La mondialisation telle que nous l’observons aujourd’hui constitue un défi plutôt que des opportunités pour les puissances occidentales. L’arrivée programmée des nouvelles économies va fondamentalement modifier les équilibres stratégiques. Quelles stratégies de puissances, les États-Unis et l’Europe peuvent-elles mettre en œuvre pour limiter l’impact de la Chine ? Cet article pose un regard sur les affrontements économiques et financiers des quinze prochaines années et sur les conséquences sociétales qui en découlent.
Géopolitique et mondialisation - Mondialisation, la main visible des puissances
Geopolitics and globalisation: globalisation as a visible sign of power
Globalisation as we see it today constitutes a challenge rather than an opportunity for Western powers. The arrival on the scene of new economies is going to modify the strategic balance fundamentally. What strategies could the United States and Europe use to limit the impact of China? This article takes a look at the economic and financial confrontations we can expect in the next 15 years, and their consequences for society.

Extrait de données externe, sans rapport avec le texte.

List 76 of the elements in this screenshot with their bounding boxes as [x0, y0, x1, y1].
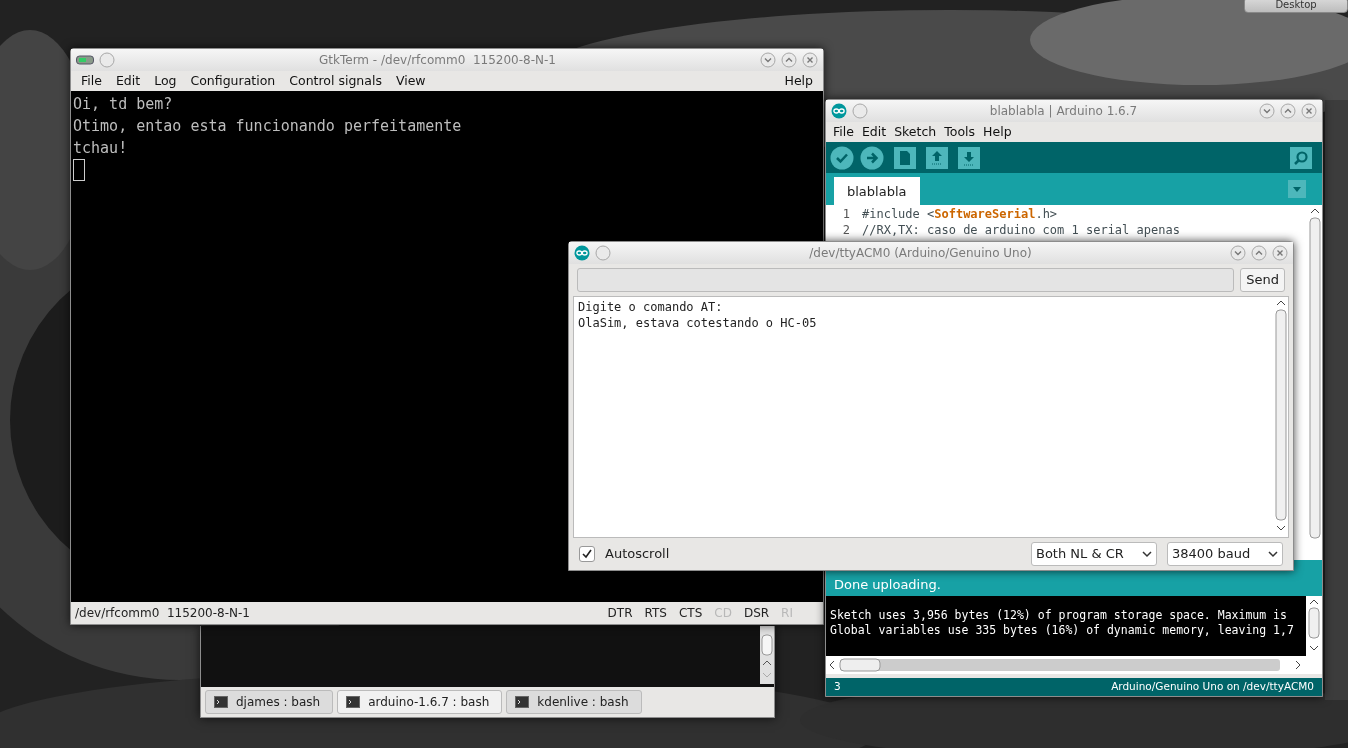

« Les grands peuples ayant l’initiative de leur misère, peuvent les varier à leur volonté ; les petits sont réduits à celles qu’on leur impose. » Cioran
La fin des cadres traditionnels d’analyse
Les quinze dernières années ont accouché d’un nouvel ordre international où l’accélération du processus de mondialisation a durablement redessiné les équilibres géopolitiques classiques. Dès 1992, Edward Luttwak professait l’avènement d’une ère dite « géoéconomique » (1). Celle-ci est marquée par la constance des affrontements entre nations pour la conquête des marchés en forte croissance et la maîtrise des technologies critiques. L’élan récent de l’école réaliste (2) a redonné une impulsion aux politiques de puissance des nations.
Historiquement, le réalisme postule que l’analyse politique et la compréhension du système international réside dans l’étude des stratégies de puissance des États. Le renouveau de cette école au début de la décennie écoulée a coïncidé avec l’élaboration de la doctrine de sécurité économique américaine incluse dans la doctrine de sécurité nationale. Le second point fondamental de cette théorie porte sur l’affirmation des dynamiques politiques auxquelles sont subordonnées les problématiques économiques. Ainsi, les États seraient strictement motivés par la poursuite et la protection de leurs intérêts nationaux. Or, les interrogations stratégiques du XXIe siècle (montée des nouvelles puissances, défi de la gouvernance, persuasion collective et grandissante des phénomènes d’insécurité) bouleversent les cadres traditionnels d’analyse de la puissance (3). La globalisation pensée et voulue par les nations occidentales semble échapper à ses géniteurs et témoigne d’une érosion de l’occidentalisation du monde. Ainsi, la métamorphose des conditions d’exercice de la puissance a radicalement modifié les règles des interactions entre acteurs. La prospective stratégique relative aux deux prochaines décennies pose une complexité inédite d’un monde multipolaire que ni les États-Unis, ni l’Europe ne paraissent capables de comprendre. Le XIXe siècle a été celui de la Grande-Bretagne et de l’Allemagne, le siècle écoulé fut américain. Celui en cours verra l’affirmation des nouvelles machines de guerre économique que sont la Chine et l’Inde. Tenter de dessiner les reliefs et d’évaluer les futurs rapports de force géoéconomiques, tel est l’objet de cet article.